Une volonté de trop plein d'émotions, de pensées, de poésie.
C'est un endroit de trahison des mots et des objets.

Le débordement c'est aussi la corrida : le dernier lieu où la mort est mise en scène ?
Le théâtre n'a de sens que dans la résistance , que s'il peut tout perdre à tous moments.
L'art ne doit pas s'installer, il est en révolution permanente : c'est le débordement par lui-même.

Le débordement c'est un état d'esprit, c'est ne plus avoir peur.
Il peut être drôle, mystérieux ou tragique, quoiqu'il en soit il est vivant. Mais c'est une vie de hors-la-loi, une vie qui meurt tout le temps.

Le débordement théâtral trouve, retrouve sa place à côté du texte, autour.
C'est l'arborescence du texte.
C'est une œuvre non exhaustive.
C'est une œuvre autonome.




Le spectacle
"comme on fait des rêves..."


Débordements II - Là où je vais de Gilles Aufray fait suite à Débordement I - Tombeau Chinois de Roland Fichet, et sera suivi d'une troisième mise en scène. Une expérience qui développe un théâtre à deux respirations : alternance de séquences parlées et de séquences purement visuelles.
Ces dernières expérimentent les techniques du masque, de la marionnette, d'un théâtre d'objets, manipulation de corps et de matériaux, fabrication d'images théâtrales en marche et propositions de dispositifs scèniques incluant pour spectateurs curieux.

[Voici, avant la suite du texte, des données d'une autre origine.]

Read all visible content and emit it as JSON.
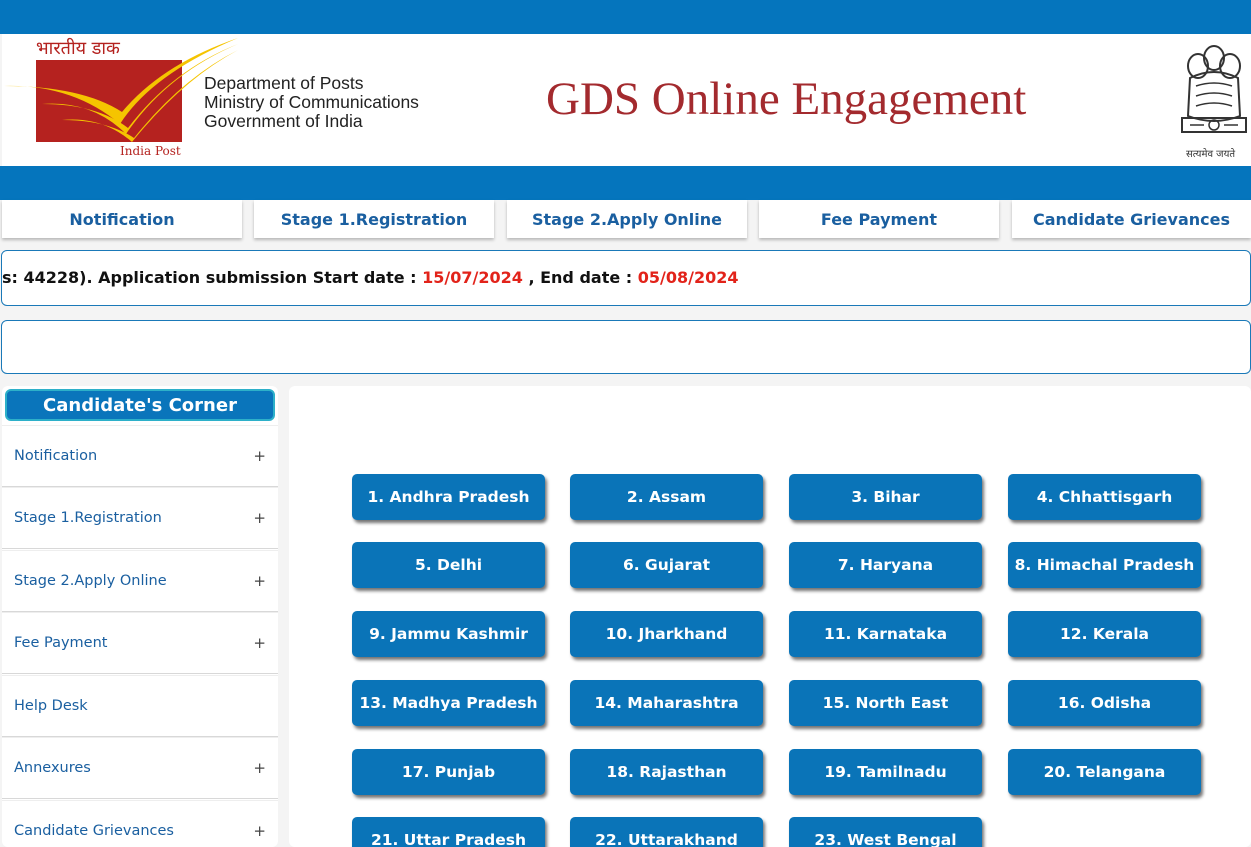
{
  "header": {
    "logo_hindi": "भारतीय डाक",
    "logo_caption": "India Post",
    "dept_line1": "Department of Posts",
    "dept_line2": "Ministry of Communications",
    "dept_line3": "Government of India",
    "site_title": "GDS Online Engagement",
    "emblem_motto": "सत्यमेव जयते"
  },
  "topnav": [
    {
      "label": "Notification"
    },
    {
      "label": "Stage 1.Registration"
    },
    {
      "label": "Stage 2.Apply Online"
    },
    {
      "label": "Fee Payment"
    },
    {
      "label": "Candidate Grievances"
    }
  ],
  "marquee": {
    "prefix": "s: 44228). Application submission Start date : ",
    "start_date": "15/07/2024",
    "middle": " , End date : ",
    "end_date": "05/08/2024"
  },
  "sidebar": {
    "title": "Candidate's Corner",
    "items": [
      {
        "label": "Notification",
        "expand": "+"
      },
      {
        "label": "Stage 1.Registration",
        "expand": "+"
      },
      {
        "label": "Stage 2.Apply Online",
        "expand": "+"
      },
      {
        "label": "Fee Payment",
        "expand": "+"
      },
      {
        "label": "Help Desk",
        "expand": ""
      },
      {
        "label": "Annexures",
        "expand": "+"
      },
      {
        "label": "Candidate Grievances",
        "expand": "+"
      }
    ]
  },
  "states": [
    "1. Andhra Pradesh",
    "2. Assam",
    "3. Bihar",
    "4. Chhattisgarh",
    "5. Delhi",
    "6. Gujarat",
    "7. Haryana",
    "8. Himachal Pradesh",
    "9. Jammu Kashmir",
    "10. Jharkhand",
    "11. Karnataka",
    "12. Kerala",
    "13. Madhya Pradesh",
    "14. Maharashtra",
    "15. North East",
    "16. Odisha",
    "17. Punjab",
    "18. Rajasthan",
    "19. Tamilnadu",
    "20. Telangana",
    "21. Uttar Pradesh",
    "22. Uttarakhand",
    "23. West Bengal"
  ],
  "colors": {
    "brand_blue": "#0575bd",
    "title_red": "#a32a2e",
    "date_red": "#e2231a",
    "logo_red": "#b5221f",
    "logo_yellow": "#f5c400"
  }
}
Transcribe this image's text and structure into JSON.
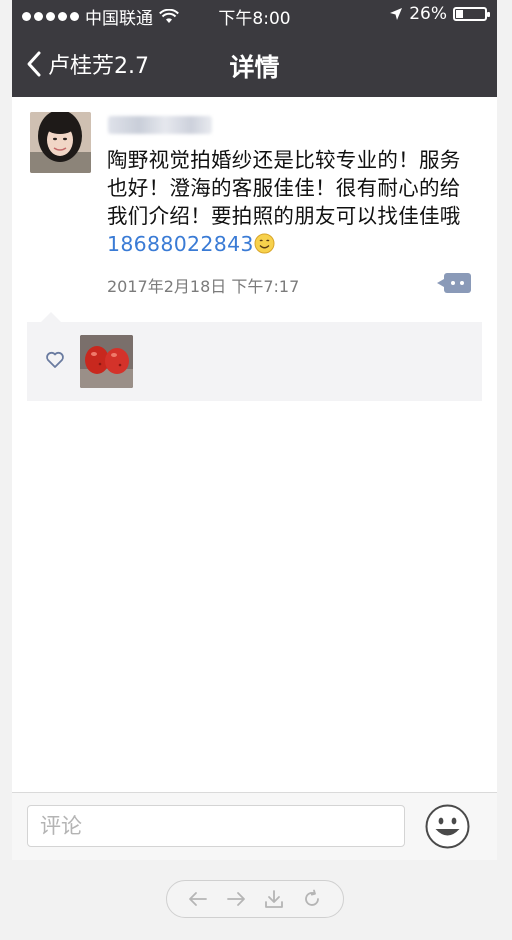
{
  "status_bar": {
    "carrier": "中国联通",
    "time": "下午8:00",
    "battery": "26%",
    "battery_level": 0.26
  },
  "nav": {
    "back_label": "卢桂芳2.7",
    "title": "详情"
  },
  "post": {
    "text": "陶野视觉拍婚纱还是比较专业的！服务也好！澄海的客服佳佳！很有耐心的给我们介绍！要拍照的朋友可以找佳佳哦",
    "phone": "18688022843",
    "timestamp": "2017年2月18日 下午7:17"
  },
  "comment_bar": {
    "placeholder": "评论"
  },
  "colors": {
    "header_bg": "#3b3a3f",
    "link": "#3a7bd5",
    "likes_bg": "#f3f3f5"
  },
  "icons": {
    "back": "chevron-left-icon",
    "comment": "comment-dots-icon",
    "like": "heart-outline-icon",
    "emoji": "smiley-face-icon",
    "toolbar": [
      "arrow-left-icon",
      "arrow-right-icon",
      "download-icon",
      "refresh-icon"
    ]
  }
}
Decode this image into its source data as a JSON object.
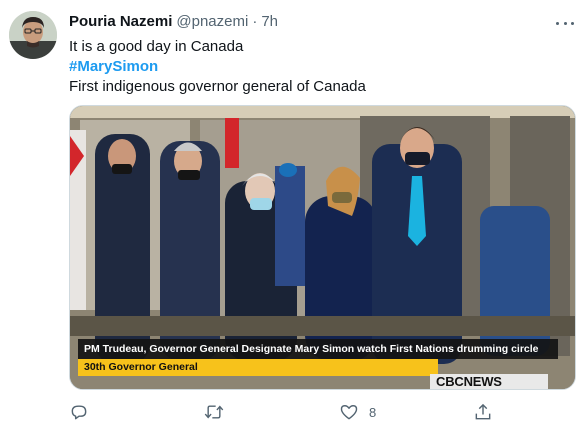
{
  "tweet": {
    "author_name": "Pouria Nazemi",
    "handle": "@pnazemi",
    "separator": "·",
    "time": "7h",
    "lines": [
      "It is a good day in Canada",
      "#MarySimon",
      "First indigenous governor general of Canada"
    ]
  },
  "media": {
    "chyron_headline": "PM Trudeau, Governor General Designate Mary Simon watch First Nations drumming circle",
    "chyron_sub": "30th Governor General",
    "network_logo": "CBCNEWS"
  },
  "actions": {
    "reply_count": "",
    "retweet_count": "",
    "like_count": "8",
    "share_count": ""
  },
  "icons": {
    "reply": "reply-icon",
    "retweet": "retweet-icon",
    "like": "heart-icon",
    "share": "share-icon",
    "more": "more-icon"
  },
  "colors": {
    "accent": "#1d9bf0",
    "secondary_text": "#536471",
    "chyron_yellow": "#f7c21b"
  }
}
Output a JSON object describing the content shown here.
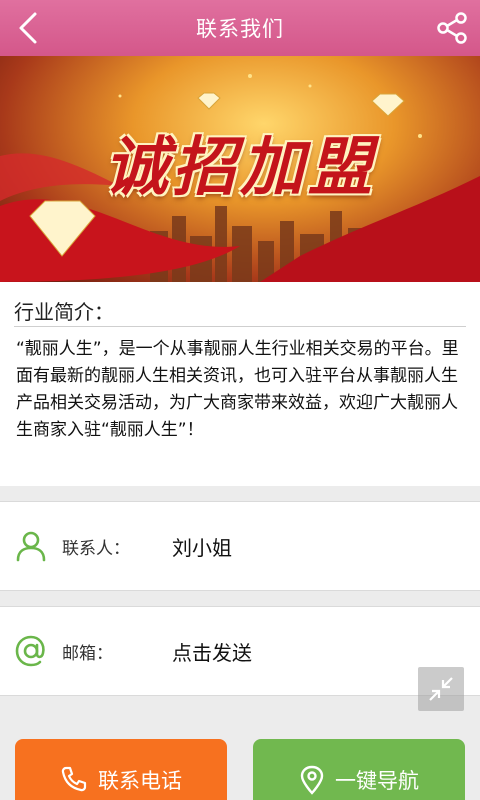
{
  "header": {
    "title": "联系我们",
    "back_icon": "chevron-left-icon",
    "share_icon": "share-icon"
  },
  "banner": {
    "text": "诚招加盟"
  },
  "intro": {
    "heading": "行业简介：",
    "description": "“靓丽人生”，是一个从事靓丽人生行业相关交易的平台。里面有最新的靓丽人生相关资讯，也可入驻平台从事靓丽人生产品相关交易活动，为广大商家带来效益，欢迎广大靓丽人生商家入驻“靓丽人生”！"
  },
  "contact": {
    "label": "联系人：",
    "value": "刘小姐",
    "icon": "person-icon"
  },
  "email": {
    "label": "邮箱：",
    "value": "点击发送",
    "icon": "at-icon"
  },
  "buttons": {
    "call_label": "联系电话",
    "nav_label": "一键导航"
  },
  "colors": {
    "header": "#d95b8e",
    "call_button": "#f7711f",
    "nav_button": "#71b84f",
    "icon_green": "#6ab64a"
  }
}
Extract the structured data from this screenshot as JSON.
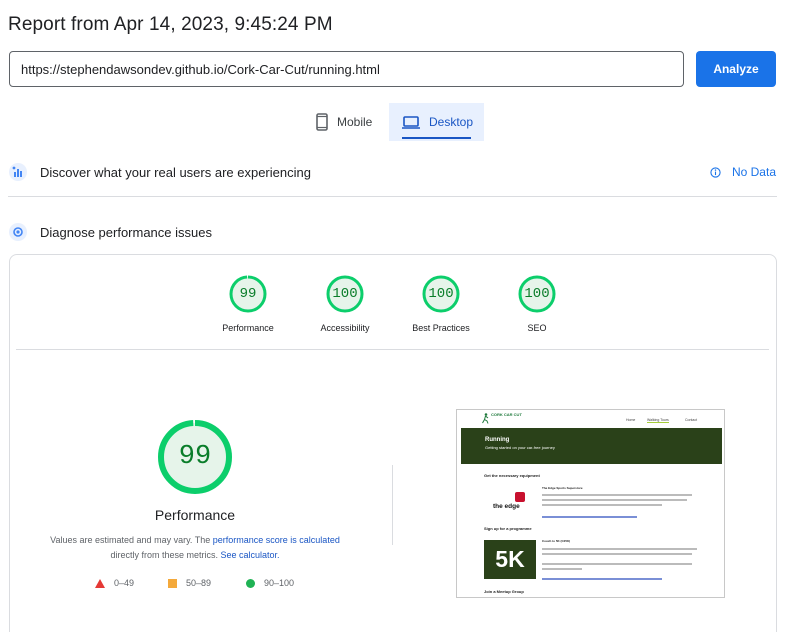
{
  "report": {
    "title": "Report from Apr 14, 2023, 9:45:24 PM"
  },
  "url_bar": {
    "value": "https://stephendawsondev.github.io/Cork-Car-Cut/running.html",
    "analyze_label": "Analyze"
  },
  "device_tabs": [
    {
      "label": "Mobile",
      "icon": "smartphone-icon",
      "selected": false
    },
    {
      "label": "Desktop",
      "icon": "laptop-icon",
      "selected": true
    }
  ],
  "discover": {
    "title": "Discover what your real users are experiencing",
    "no_data_label": "No Data"
  },
  "diagnose": {
    "title": "Diagnose performance issues"
  },
  "scores": [
    {
      "label": "Performance",
      "value": "99",
      "fraction": 0.99
    },
    {
      "label": "Accessibility",
      "value": "100",
      "fraction": 1.0
    },
    {
      "label": "Best Practices",
      "value": "100",
      "fraction": 1.0
    },
    {
      "label": "SEO",
      "value": "100",
      "fraction": 1.0
    }
  ],
  "performance_detail": {
    "score": "99",
    "fraction": 0.99,
    "title": "Performance",
    "desc_prefix": "Values are estimated and may vary. The ",
    "desc_link1": "performance score is calculated",
    "desc_middle": " directly from these metrics. ",
    "desc_link2": "See calculator.",
    "legend": [
      {
        "range": "0–49",
        "color": "#e53935",
        "shape": "triangle"
      },
      {
        "range": "50–89",
        "color": "#f4a93b",
        "shape": "square"
      },
      {
        "range": "90–100",
        "color": "#1fb254",
        "shape": "circle"
      }
    ]
  },
  "colors": {
    "accent": "#1a73e8",
    "pass": "#0cce6b",
    "pass_text": "#0a7d2a",
    "pass_fill": "#e6f4ea"
  },
  "screenshot": {
    "logo_text": "CORK CAR CUT",
    "nav": [
      "Home",
      "Walking Tours",
      "Contact"
    ],
    "hero_title": "Running",
    "hero_subtitle": "Getting started on your car-free journey",
    "section1": "Get the necessary equipment",
    "card1_title": "The Edge Sports Superstore",
    "edge_logo_text": "the edge",
    "section2": "Sign up for a programme",
    "card2_title": "Couch to 5K (C25K)",
    "badge": "5K",
    "section3": "Join a Meetup Group"
  }
}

Ce deuxième débordement cherche une aventure nouvelle pour le spectateur : il est témoin et non consommateur. Rechercher des voies pour un théâtre total, un art de l'union spectaculaire entre public et acteurs, un art du sens, où le pré-penser (télévisuel) n'a plus sa place. Penser devient un choix, puis un plaisir : imaginer.

A côté des acteurs évoluent deux figures muettes.
La première semble être un technicien. Il peut manipuler à loisir tous les objets qui cadrent l'acteur : projecteurs, rideaux, micros, perches… Il est diapason théâtral : Il agit dans le temps réaliste du spectateur.
La seconde est une plasticienne qui intervient en direct sur le corps des acteurs ou sur des matériaux. Elle peut peindre, se mettre en scène, habiller les corps, fabriquer des objets… Elle est le destin, le hasard, la mort, le metteur en scène, elle manipule, elle provoque, elle empêche.

Débordements II échafaude le point de vue subjectif d'un homme - personnage de Lligès - sur le monde. Six comédiens et une plasticienne incarnent tour à tour cette figure de l'homme moderne. Nous partageons sept tranches de sa vie : ce qu'il a vécu, ce qu'il a rêvé. Les électrochocs de notre époque le font vibrer, son salut est dans son débordement.

Il s'agit d'un regard intime et philosophique de ce héros du quotidien, ainsi que de sa révolte : son débordement est actif.
Il avance pour trouver des solutions dérisoires mais salvatrices.

Le dispositif scènique a la vocation de concerner les spectateurs autant que les acteurs. Il ne cherche en aucun cas la convention des coulisses, le tour de magie, l'illusion du plateau à l'Italienne : ce n'est pas un décor.
Tout est à vue dans un souci d'anti-naturalisme, afin de faire du théâtre comme on fait des rêves : un rêve est un agencement de signes, d'ambiances, de gens, de lieux, de sons, de sensations, etc… sans lien logique, mais toujours dans un rapport émotionnel avec le rêveur.
Chacun découvrira ses rêves.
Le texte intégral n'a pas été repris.